In trying to achieve the UK’s counter-terrorism objectives, the border control system placed blanket restrictions on certain nationals in order to prevent a minute number of potential "threats" entering the country — it seemed that the procedure was to treat all Middle Eastern and North African nationals seeking to visit the UK as potential terrorists until considered otherwise. Although there was little evidence of this process having an effect on catching suspected terrorists trying to enter the UK, blanket restrictions that placed all visitors from these regions under suspicion were utilised as a frontline defence against Middle Eastern terrorism occurring in Britain. This did not just encompass interrogation of people applying from these countries for visas to the UK, and extensive questioning their port of entry, but also entailed monitoring in the UK, including requirements to register with the police (even if on a short-term visa) and the UK authorities seeking to limit the appeals process for deportations.

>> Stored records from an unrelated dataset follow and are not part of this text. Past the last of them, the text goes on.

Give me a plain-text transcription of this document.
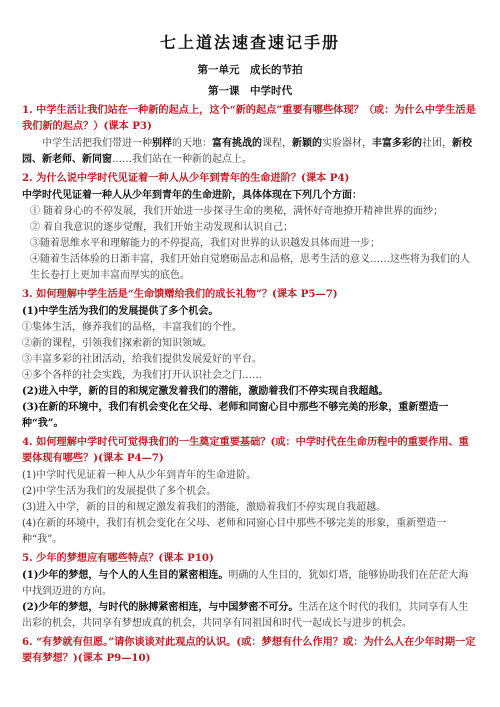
七上道法速查速记手册
第一单元　成长的节拍
第一课　中学时代
1. 中学生活让我们站在一种新的起点上，这个“新的起点”重要有哪些体现？（或：为什么中学生活是我们新的起点？）(课本 P3)

中学生活把我们带进一种别样的天地：富有挑战的课程，新颖的实验器材，丰富多彩的社团，新校园、新老师、新同窗……我们站在一种新的起点上。

2. 为什么说中学时代见证着一种人从少年到青年的生命进阶？(课本 P4)

中学时代见证着一种人从少年到青年的生命进阶，具体体现在下列几个方面：

① 随着身心的不停发展，我们开始进一步探寻生命的奥秘，满怀好奇地撩开精神世界的面纱；

② 着自我意识的逐步觉醒，我们开始主动发现和认识自己；

③随着思维水平和理解能力的不停提高，我们对世界的认识越发具体而进一步；

④随着生活体验的日渐丰富，我们开始自觉磨砺品志和品格，思考生活的意义……这些将为我们的人生长卷打上更加丰富而厚实的底色。

3. 如何理解中学生活是“生命馈赠给我们的成长礼物”？(课本 P5—7)

(1)中学生活为我们的发展提供了多个机会。

①集体生活，修养我们的品格，丰富我们的个性。

②新的课程，引领我们探索新的知识领域。

③丰富多彩的社团活动，给我们提供发展爱好的平台。

④多个各样的社会实践，为我们打开认识社会之门……

(2)进入中学，新的目的和规定激发着我们的潜能，激励着我们不停实现自我超越。

(3)在新的环境中，我们有机会变化在父母、老师和同窗心目中那些不够完美的形象，重新塑造一种“我”。

4. 如何理解中学时代可觉得我们的一生奠定重要基础？(或：中学时代在生命历程中的重要作用、重要体现有哪些？)(课本 P4—7)

(1)中学时代见证着一种人从少年到青年的生命进阶。

(2)中学生活为我们的发展提供了多个机会。

(3)进入中学，新的目的和规定激发着我们的潜能，激励着我们不停实现自我超越。

(4)在新的环境中，我们有机会变化在父母、老师和同窗心目中那些不够完美的形象，重新塑造一种“我”。

5. 少年的梦想应有哪些特点？(课本 P10)

(1)少年的梦想，与个人的人生目的紧密相连。明确的人生目的，犹如灯塔，能够协助我们在茫茫大海中找到迈进的方向。

(2)少年的梦想，与时代的脉搏紧密相连，与中国梦密不可分。生活在这个时代的我们，共同享有人生出彩的机会，共同享有梦想成真的机会，共同享有同祖国和时代一起成长与进步的机会。

6. “有梦就有但愿。”请你谈谈对此观点的认识。(或：梦想有什么作用？或：为什么人在少年时期一定要有梦想？)(课本 P9—10)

When the Blair government launched the Terrorism Act in 2000, the security services, as well as the police and the border control system, were able to draw on a series of practices developed since the 1970s in order to prevent "potential terrorists" from entering the UK. Although as the detention of David Miranda has demonstrated, the broad powers granted to border control officials to scrutinise those suspected of "terrorism" have often been applied arbitrarily. In the words of Joshua Rozenberg: "It is impossible to escape the conclusion that the power [has been]used disproportionately and therefore inappropriately".